One of Fisher’s Luck’s most intriguing storylines follows a spirit who appears to Laurel but believes that she has appeared to him. He recognizes her as the girl who was rescued from drowning. He was on the beach that day, but there’s a deeper connection. Both characters have traumatic pasts (he was catastrophically struck by lightning as a child) that corrupted the reliability of their memories, making it difficult to navigate their shared history. The author strategically deploys shocking reveals like a well-timed wave, slowly building a sense of dread from a direction we aren’t even watching, knocking us off our feet and leaving us to tread water, gasping for air as we recalibrate reality.
Late in the novel, a sharp, unexpected turn takes this moody mystery into sci-fi conspiracy territory and feels slightly disconnected to the story, devoid of its dreamlike magic. Readers may be turned off by this twist (or, like me, find themselves losing interest in new characters), but Fisher’s Luck does return to itself with all the heart and intrigue we’ve come to love.

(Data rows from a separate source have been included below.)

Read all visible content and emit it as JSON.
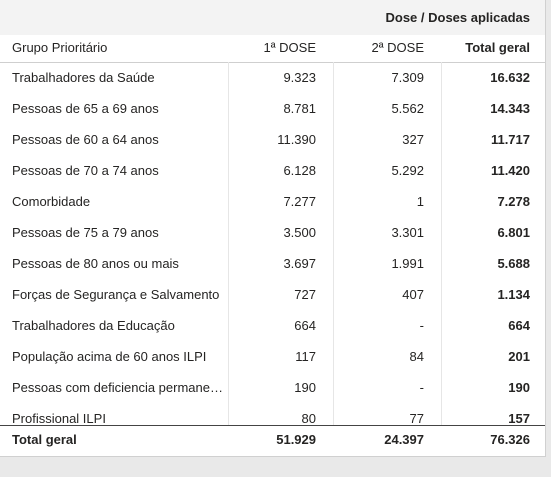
{
  "header": {
    "title": "Dose / Doses aplicadas"
  },
  "table": {
    "columns": [
      "Grupo Prioritário",
      "1ª DOSE",
      "2ª DOSE",
      "Total geral"
    ],
    "rows": [
      [
        "Trabalhadores da Saúde",
        "9.323",
        "7.309",
        "16.632"
      ],
      [
        "Pessoas de 65 a 69 anos",
        "8.781",
        "5.562",
        "14.343"
      ],
      [
        "Pessoas de 60 a 64 anos",
        "11.390",
        "327",
        "11.717"
      ],
      [
        "Pessoas de 70 a 74 anos",
        "6.128",
        "5.292",
        "11.420"
      ],
      [
        "Comorbidade",
        "7.277",
        "1",
        "7.278"
      ],
      [
        "Pessoas de 75 a 79 anos",
        "3.500",
        "3.301",
        "6.801"
      ],
      [
        "Pessoas de 80 anos ou mais",
        "3.697",
        "1.991",
        "5.688"
      ],
      [
        "Forças de Segurança e Salvamento",
        "727",
        "407",
        "1.134"
      ],
      [
        "Trabalhadores da Educação",
        "664",
        "-",
        "664"
      ],
      [
        "População acima de 60 anos ILPI",
        "117",
        "84",
        "201"
      ],
      [
        "Pessoas com deficiencia permane…",
        "190",
        "-",
        "190"
      ],
      [
        "Profissional ILPI",
        "80",
        "77",
        "157"
      ]
    ],
    "total": [
      "Total geral",
      "51.929",
      "24.397",
      "76.326"
    ]
  }
}
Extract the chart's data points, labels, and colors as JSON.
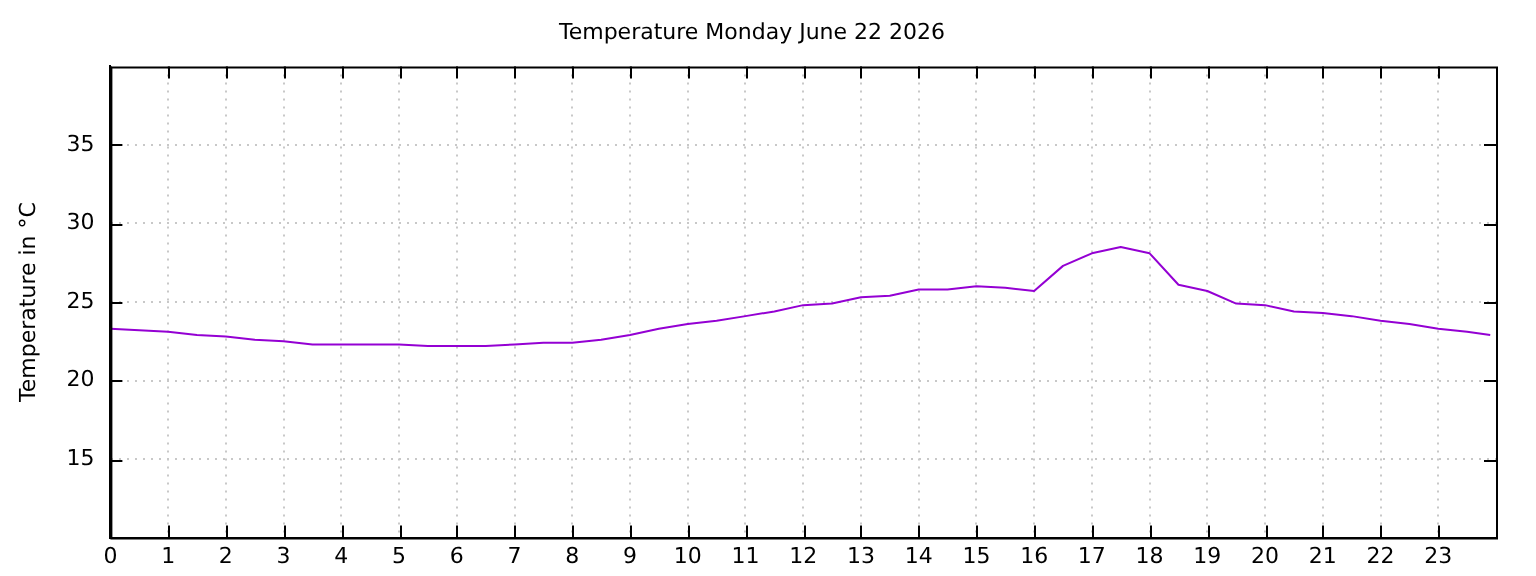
{
  "chart_data": {
    "type": "line",
    "title": "Temperature Monday June 22 2026",
    "ylabel": "Temperature in °C",
    "x": [
      0,
      0.5,
      1,
      1.5,
      2,
      2.5,
      3,
      3.5,
      4,
      4.5,
      5,
      5.5,
      6,
      6.5,
      7,
      7.5,
      8,
      8.5,
      9,
      9.5,
      10,
      10.5,
      11,
      11.5,
      12,
      12.5,
      13,
      13.5,
      14,
      14.5,
      15,
      15.5,
      16,
      16.5,
      17,
      17.5,
      18,
      18.5,
      19,
      19.5,
      20,
      20.5,
      21,
      21.5,
      22,
      22.5,
      23,
      23.5,
      23.9
    ],
    "series": [
      {
        "color": "#9400d3",
        "values": [
          23.3,
          23.2,
          23.1,
          22.9,
          22.8,
          22.6,
          22.5,
          22.3,
          22.3,
          22.3,
          22.3,
          22.2,
          22.2,
          22.2,
          22.3,
          22.4,
          22.4,
          22.6,
          22.9,
          23.3,
          23.6,
          23.8,
          24.1,
          24.4,
          24.8,
          24.9,
          25.3,
          25.4,
          25.8,
          25.8,
          26.0,
          25.9,
          25.7,
          27.3,
          28.1,
          28.5,
          28.1,
          26.1,
          25.7,
          24.9,
          24.8,
          24.4,
          24.3,
          24.1,
          23.8,
          23.6,
          23.3,
          23.1,
          22.9
        ]
      }
    ],
    "xlim": [
      0,
      24
    ],
    "xticks": [
      0,
      1,
      2,
      3,
      4,
      5,
      6,
      7,
      8,
      9,
      10,
      11,
      12,
      13,
      14,
      15,
      16,
      17,
      18,
      19,
      20,
      21,
      22,
      23
    ],
    "ylim": [
      10,
      40
    ],
    "yticks": [
      15,
      20,
      25,
      30,
      35
    ],
    "grid": true,
    "legend": false,
    "marker": "none",
    "line_style": "solid"
  }
}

Fans of the time-loop murder-mystery show Bodies (especially if they liked its time-machine conspiracy twist) and missing-person thriller Caddo Lake will be captivated by Fisher’s Luck. It’s perfect for readers who can’t resist diving into haunted histories and can’t get enough of dark mysteries set by the sea. If you were entranced by the Dead Boy Detectives entering the nightmare memory-loop of a haunted family home and the representation of the mind as a physical place to unpack memories in The Flight Attendant or Locke & Key, you’ll love spending time with Laurel. This book is for readers who believe that a historically unreliable, potentially unhinged woman who trusts herself to save the day may actually be onto something—and would follow her to the edge of the world even if she isn’t.
Laurel finds her way back to the ominous beach setting of her cousin’s all-but-abandoned wedding, where Fisher’s Luck ends on a full-circle note that had my heart soaring and my fingers frantically typing to search for the sequel. There are intriguing unanswered layers to the problems Laurel solved and the lives she saved, but more than anything, I can’t wait to reunite with the strange, passionate misunderstood residents of this seaside town, who charmed me and captured my heart. Do yourself a favor and let the siren song of Fisher’s Luck lure you in.